5.2.3 Bijbehorende bouwwerken

Voor het bouwen van bijbehorende bouwwerken gelden de volgende bepalingen:

  • a. bijbehorende bouwwerken dienen qua massa en hoogte ondergeschikt te zijn aan het hoofdgebouw, wat onder andere betekent dat:
    • 1. de oppervlakte van aangebouwde bijbehorende bouwwerken niet groter is dan het hoofdgebouw;
    • 2. een enkel vrijstaand bijbehorend bouwwerk is niet groter dan 100 m2;
  • b. bijbehorende bouwwerken mogen uitsluitend ten minste 3 meter achter de voorgevel van de woning dan wel het verlengde daarvan worden gebouwd, danwel indien sprake is van een kleinere afstand, de reeds bestaande afstand;
  • c. de bouwhoogte van bijbehorende bouwwerken binnen 3 meter afstand van de perceelsgrens mag maximaal 3,5 meter bedragen;
  • d. de bouwhoogte van een bijbehorend bouwwerk mag maximaal 6 meter bedragen;
  • e. de goothoogte van een bijbehorend bouwwerk mag maximaal 3 meter bedragen.

5.2.4 Andere bouwwerken

Voor het bouwen van andere bouwwerken gelden de volgende bepalingen:

  • a. de bouwhoogte van erf-en terreinafscheidingen gelegen langs een openbare weg en/ of langs het gedeelte van het zijerf, dat loopt vanaf de openbare weg tot aan de voorgevel van het hoofdgebouw, mag maximaal 1 meter bedragen, met dien verstande dat de bouwhoogte van erf-en terreinafscheidingen achter de gevellijn maximaal 2 meter mag bedragen;
  • b. de gezamenlijke oppervlakte van andere bouwwerken bedraagt maximaal 50 m2;
  • c. de bouwhoogte van andere bouwwerken binnen het bouwvlak bedraagt maximaal 6 meter;
  • d. de bouwhoogte van andere bouwwerken buiten het bouwvlak bedraagt maximaal 3 meter.

5.3 Nadere eisen
5.3.1 Bevoegdheid

Burgemeester en Wethouders kunnen nadere eisen stellen aan de plaats en de afmetingen van de gebouwen, wat betreft:

  • a. de woonsituatie;
  • b. het straat- en bebouwingsbeeld;
  • c. cultuurhistorie;
  • d. verkeersveiligheid;
  • e. sociale veiligheid;
  • f. brandveiligheid, externe veiligheid en rampenbestrijding;
  • g. milieusituatie;
  • h. de gebruiksmogelijkheden in andere bestemmingen.

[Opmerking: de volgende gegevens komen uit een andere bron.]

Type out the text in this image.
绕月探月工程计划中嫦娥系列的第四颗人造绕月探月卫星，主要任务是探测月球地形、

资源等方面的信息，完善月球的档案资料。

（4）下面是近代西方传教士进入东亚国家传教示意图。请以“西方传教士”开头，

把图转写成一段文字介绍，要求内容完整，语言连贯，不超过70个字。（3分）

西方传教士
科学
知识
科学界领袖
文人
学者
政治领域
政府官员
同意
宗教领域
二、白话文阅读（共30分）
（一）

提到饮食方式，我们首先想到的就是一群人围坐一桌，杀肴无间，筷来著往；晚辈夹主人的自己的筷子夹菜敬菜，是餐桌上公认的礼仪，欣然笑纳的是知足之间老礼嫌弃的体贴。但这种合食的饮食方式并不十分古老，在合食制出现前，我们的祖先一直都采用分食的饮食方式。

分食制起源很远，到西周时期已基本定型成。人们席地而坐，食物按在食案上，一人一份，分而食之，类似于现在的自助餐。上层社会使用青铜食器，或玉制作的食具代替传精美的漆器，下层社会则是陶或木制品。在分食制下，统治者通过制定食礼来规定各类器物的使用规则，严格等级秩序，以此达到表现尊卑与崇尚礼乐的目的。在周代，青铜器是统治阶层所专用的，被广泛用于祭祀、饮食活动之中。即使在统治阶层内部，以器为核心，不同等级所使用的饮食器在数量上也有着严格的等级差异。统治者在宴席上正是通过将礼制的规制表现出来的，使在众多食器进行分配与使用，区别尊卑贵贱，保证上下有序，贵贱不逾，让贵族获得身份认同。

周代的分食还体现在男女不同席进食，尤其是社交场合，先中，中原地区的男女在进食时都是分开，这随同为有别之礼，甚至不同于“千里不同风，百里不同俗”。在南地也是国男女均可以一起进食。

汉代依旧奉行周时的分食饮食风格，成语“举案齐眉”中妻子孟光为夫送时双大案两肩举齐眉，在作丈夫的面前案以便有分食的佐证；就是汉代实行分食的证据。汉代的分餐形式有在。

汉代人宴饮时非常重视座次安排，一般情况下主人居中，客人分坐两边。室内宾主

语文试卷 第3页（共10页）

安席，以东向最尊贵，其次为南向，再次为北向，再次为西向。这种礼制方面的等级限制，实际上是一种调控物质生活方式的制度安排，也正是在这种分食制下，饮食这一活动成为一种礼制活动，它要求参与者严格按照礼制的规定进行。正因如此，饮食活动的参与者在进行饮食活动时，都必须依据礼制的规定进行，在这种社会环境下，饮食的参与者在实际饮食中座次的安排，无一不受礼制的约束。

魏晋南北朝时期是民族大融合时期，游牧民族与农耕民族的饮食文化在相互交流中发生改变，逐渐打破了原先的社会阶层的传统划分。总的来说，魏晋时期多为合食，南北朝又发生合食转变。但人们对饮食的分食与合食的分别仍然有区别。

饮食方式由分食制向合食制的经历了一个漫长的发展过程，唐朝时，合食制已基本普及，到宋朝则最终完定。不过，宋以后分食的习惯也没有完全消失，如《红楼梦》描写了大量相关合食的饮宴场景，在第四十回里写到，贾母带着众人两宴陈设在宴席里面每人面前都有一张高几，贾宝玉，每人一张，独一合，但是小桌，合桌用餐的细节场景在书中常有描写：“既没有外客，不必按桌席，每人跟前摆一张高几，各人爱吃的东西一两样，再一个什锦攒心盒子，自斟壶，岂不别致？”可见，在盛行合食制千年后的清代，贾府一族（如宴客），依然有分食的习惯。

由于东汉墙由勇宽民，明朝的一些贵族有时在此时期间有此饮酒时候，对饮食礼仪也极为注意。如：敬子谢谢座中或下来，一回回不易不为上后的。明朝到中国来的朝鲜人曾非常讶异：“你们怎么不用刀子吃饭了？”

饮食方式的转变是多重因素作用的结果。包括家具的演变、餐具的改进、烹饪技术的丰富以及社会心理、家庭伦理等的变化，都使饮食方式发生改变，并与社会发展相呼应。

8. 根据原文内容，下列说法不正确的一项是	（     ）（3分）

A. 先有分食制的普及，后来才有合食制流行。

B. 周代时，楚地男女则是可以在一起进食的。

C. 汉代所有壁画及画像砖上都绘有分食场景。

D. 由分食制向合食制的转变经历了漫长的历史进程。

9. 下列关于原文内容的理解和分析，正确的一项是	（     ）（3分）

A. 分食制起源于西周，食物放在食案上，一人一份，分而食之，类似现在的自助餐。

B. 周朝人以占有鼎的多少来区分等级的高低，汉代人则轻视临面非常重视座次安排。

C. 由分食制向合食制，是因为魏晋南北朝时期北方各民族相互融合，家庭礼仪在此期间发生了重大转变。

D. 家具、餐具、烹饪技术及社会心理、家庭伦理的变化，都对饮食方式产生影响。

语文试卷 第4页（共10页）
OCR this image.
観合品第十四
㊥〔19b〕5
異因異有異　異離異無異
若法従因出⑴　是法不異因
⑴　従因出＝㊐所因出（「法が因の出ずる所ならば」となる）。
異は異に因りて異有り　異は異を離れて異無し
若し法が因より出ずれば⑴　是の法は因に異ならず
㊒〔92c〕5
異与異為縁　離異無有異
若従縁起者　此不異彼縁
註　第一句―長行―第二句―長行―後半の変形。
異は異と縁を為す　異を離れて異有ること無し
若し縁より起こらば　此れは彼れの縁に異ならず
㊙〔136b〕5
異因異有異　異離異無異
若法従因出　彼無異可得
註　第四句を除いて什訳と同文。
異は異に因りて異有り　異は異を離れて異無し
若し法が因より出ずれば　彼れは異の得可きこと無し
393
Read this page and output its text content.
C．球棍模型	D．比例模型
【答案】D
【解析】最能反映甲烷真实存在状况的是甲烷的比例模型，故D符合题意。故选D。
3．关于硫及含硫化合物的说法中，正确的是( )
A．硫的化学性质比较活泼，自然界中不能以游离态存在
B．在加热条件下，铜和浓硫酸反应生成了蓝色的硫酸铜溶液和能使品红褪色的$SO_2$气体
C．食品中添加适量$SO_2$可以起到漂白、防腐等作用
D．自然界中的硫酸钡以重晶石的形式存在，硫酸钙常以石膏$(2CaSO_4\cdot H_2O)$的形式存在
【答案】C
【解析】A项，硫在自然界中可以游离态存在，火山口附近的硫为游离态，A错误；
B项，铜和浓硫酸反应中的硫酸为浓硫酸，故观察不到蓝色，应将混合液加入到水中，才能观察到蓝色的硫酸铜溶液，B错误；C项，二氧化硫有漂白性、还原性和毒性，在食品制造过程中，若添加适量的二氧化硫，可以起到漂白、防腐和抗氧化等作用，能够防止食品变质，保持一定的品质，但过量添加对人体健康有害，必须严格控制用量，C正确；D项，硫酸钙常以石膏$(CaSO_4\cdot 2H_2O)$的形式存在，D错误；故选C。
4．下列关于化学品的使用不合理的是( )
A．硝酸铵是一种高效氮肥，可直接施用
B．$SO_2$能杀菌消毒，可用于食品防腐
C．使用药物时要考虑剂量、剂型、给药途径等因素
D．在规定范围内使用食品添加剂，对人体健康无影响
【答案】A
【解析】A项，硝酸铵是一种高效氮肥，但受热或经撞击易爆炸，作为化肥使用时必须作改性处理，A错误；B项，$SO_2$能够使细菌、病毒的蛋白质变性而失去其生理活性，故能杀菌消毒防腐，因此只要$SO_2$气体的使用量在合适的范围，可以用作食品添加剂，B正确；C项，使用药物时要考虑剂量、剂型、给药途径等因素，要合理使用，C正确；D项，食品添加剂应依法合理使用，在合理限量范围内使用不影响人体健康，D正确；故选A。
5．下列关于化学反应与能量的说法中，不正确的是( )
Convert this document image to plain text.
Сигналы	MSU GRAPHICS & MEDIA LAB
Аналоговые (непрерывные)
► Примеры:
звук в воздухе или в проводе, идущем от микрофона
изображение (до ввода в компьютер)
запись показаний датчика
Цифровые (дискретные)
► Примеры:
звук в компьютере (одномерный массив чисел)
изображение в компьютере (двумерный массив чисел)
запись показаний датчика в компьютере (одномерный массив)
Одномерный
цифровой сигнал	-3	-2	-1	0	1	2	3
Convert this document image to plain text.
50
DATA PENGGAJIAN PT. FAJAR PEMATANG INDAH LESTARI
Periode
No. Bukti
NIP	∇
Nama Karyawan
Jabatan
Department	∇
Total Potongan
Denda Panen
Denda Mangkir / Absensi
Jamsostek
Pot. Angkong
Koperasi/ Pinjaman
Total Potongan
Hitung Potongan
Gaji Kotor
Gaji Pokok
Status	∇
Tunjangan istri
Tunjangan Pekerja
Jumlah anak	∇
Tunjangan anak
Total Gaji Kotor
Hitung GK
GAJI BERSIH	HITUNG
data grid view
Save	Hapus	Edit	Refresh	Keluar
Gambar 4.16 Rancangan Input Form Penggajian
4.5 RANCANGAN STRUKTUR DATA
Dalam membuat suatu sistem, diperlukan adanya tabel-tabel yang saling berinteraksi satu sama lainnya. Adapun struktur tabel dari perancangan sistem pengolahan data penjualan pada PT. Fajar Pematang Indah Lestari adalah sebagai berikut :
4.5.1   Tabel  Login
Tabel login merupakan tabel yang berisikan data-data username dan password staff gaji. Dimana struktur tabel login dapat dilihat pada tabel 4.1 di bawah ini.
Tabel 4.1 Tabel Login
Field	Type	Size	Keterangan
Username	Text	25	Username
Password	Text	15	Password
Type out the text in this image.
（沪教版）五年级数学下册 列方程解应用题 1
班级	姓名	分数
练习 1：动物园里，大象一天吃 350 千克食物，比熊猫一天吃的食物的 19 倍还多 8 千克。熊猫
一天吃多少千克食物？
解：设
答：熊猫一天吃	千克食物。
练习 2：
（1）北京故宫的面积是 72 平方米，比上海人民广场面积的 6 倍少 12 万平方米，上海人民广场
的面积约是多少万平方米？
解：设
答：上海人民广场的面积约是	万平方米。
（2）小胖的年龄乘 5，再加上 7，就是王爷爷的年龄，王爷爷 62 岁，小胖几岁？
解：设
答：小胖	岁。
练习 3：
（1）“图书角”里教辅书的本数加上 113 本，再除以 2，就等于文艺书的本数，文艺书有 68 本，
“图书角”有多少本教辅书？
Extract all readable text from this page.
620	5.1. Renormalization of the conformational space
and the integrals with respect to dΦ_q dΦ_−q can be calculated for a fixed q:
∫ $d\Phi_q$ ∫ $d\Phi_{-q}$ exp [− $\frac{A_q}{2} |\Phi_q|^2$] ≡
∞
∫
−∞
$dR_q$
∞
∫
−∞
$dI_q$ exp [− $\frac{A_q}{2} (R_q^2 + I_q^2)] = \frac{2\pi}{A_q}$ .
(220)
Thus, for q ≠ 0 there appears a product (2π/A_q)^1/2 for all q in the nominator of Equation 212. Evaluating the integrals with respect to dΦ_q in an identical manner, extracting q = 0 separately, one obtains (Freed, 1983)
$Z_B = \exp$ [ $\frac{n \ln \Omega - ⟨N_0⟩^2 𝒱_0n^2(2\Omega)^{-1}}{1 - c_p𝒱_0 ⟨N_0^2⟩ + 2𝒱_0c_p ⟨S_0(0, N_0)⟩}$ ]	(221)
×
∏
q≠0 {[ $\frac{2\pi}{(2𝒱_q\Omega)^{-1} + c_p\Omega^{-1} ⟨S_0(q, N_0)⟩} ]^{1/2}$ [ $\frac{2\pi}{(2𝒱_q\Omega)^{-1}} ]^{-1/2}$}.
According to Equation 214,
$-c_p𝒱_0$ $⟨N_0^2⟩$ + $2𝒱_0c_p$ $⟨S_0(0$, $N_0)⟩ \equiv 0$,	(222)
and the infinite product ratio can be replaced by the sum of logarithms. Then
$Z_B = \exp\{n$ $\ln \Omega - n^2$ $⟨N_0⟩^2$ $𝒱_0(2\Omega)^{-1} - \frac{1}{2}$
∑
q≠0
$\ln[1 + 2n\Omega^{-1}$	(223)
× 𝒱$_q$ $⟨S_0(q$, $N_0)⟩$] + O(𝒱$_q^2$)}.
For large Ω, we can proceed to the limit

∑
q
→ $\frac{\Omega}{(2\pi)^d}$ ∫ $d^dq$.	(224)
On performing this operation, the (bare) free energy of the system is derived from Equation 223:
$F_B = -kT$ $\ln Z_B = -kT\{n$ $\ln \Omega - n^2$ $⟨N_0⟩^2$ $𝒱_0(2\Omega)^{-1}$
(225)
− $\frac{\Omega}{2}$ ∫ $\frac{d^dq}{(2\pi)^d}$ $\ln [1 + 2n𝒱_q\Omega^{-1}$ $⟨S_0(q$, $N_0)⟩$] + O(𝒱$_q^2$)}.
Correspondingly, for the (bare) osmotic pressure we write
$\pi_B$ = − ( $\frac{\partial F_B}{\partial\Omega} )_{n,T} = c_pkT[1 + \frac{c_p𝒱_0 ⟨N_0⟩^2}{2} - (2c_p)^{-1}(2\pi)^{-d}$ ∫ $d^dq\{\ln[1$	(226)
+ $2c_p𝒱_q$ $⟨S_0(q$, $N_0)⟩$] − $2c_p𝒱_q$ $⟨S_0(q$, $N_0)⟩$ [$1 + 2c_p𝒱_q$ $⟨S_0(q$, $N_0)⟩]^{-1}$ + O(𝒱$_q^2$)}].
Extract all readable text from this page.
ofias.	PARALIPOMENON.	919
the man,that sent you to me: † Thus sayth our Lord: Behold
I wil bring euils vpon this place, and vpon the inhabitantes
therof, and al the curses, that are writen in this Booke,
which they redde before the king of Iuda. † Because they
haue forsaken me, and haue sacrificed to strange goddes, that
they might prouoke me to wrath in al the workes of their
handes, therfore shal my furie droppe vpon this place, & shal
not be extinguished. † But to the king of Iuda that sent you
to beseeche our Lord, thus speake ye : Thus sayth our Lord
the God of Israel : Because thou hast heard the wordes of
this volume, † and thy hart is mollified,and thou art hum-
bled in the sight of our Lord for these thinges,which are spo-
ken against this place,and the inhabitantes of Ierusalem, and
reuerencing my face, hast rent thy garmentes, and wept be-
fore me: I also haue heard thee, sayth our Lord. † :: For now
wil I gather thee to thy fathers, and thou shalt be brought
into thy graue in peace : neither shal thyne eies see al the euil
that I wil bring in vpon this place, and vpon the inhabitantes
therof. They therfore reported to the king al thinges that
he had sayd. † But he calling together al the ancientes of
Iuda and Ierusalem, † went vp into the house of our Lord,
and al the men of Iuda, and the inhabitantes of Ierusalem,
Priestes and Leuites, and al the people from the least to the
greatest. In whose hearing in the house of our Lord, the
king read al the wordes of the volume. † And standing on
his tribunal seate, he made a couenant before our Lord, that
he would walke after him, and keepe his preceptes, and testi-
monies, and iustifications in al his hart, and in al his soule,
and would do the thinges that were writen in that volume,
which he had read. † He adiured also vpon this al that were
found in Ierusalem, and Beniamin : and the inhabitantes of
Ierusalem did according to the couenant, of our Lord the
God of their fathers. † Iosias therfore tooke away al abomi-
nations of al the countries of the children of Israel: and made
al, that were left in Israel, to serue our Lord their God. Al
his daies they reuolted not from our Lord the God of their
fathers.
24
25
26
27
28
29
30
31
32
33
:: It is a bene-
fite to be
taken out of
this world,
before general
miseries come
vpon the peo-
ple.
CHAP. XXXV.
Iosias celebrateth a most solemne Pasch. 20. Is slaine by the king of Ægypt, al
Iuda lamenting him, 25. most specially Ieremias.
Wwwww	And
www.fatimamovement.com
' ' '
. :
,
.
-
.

5.4 Afwijken van de bouwregels
5.4.1 Bevoegdheid

Burgemeester en Wethouders kunnen met een omgevingsvergunning afwijken van het bepaalde in:

  • a. artikel 5.2.1 onder b en toestaan dat bijbehorende bouwwerken buiten het bouwvlak worden opgericht, waarbij de volgende bepalingen gelden:
    • 1. de bebouwing wordt niet gerealiseerd voor de voorgevel van de woning;
  • b. artikel 5.2.2 onder b en toestaan dat de voorgevel van het hoofdgebouw achter de gevellijn wordt gerealiseerd;
  • c. artikel 5.2.3 onder a sub 2 en toestaan dat een enkel vrijstaand bijbehorend bouwwerk groter is dan 100 m2, waarbij de volgende bepaling geldt:
    • 1. het vrijstaande bijbehorende bouwwerk is qua oppervlakte niet groter dan de oppervlakte van het hoofdgebouw.
  • d. artikel 5.2.3 onder b en toestaan dat bijbehorende bouwwerken vanaf de voorgevel van de woning worden opgericht.

5.4.2 Afweging
  • a. De toepassing van de in artikel 5.4.1 genoemde afwijkingen is beperkt tot incidentele gevallen, waarbij het functioneren van de bestemming begrepen doeleinden en omliggende bestemmingen niet mag worden aangetast;
  • b. In de afweging omtrent verlening van afwijking dient in ieder geval rekening worden gehouden met belangen uit agrarisch-, ruimtelijk-, landschappelijk-, cultuurhistorisch, verkeerstechnisch-, milieuhygiënisch, archeologisch- en ecologisch oogpunt, het functioneren van het watersysteem, de woonsituatie, het straat- en bebouwingsbeeld, mogelijke onevenredige aantasting van de leefbaarheid en gebruiksmogelijkheden van de aangrenzende gronden en bouwwerken.
  • c. Indien de genoemde waarden en of belangen onevenredig worden geschaad wordt de afwijking niet verleend.
  • d. Voorzover voor meerdere activiteiten een afwijking benodigd is en deze in één plan zijn ondergebracht, worden deze in zijn geheel in de beoordeling betrokken.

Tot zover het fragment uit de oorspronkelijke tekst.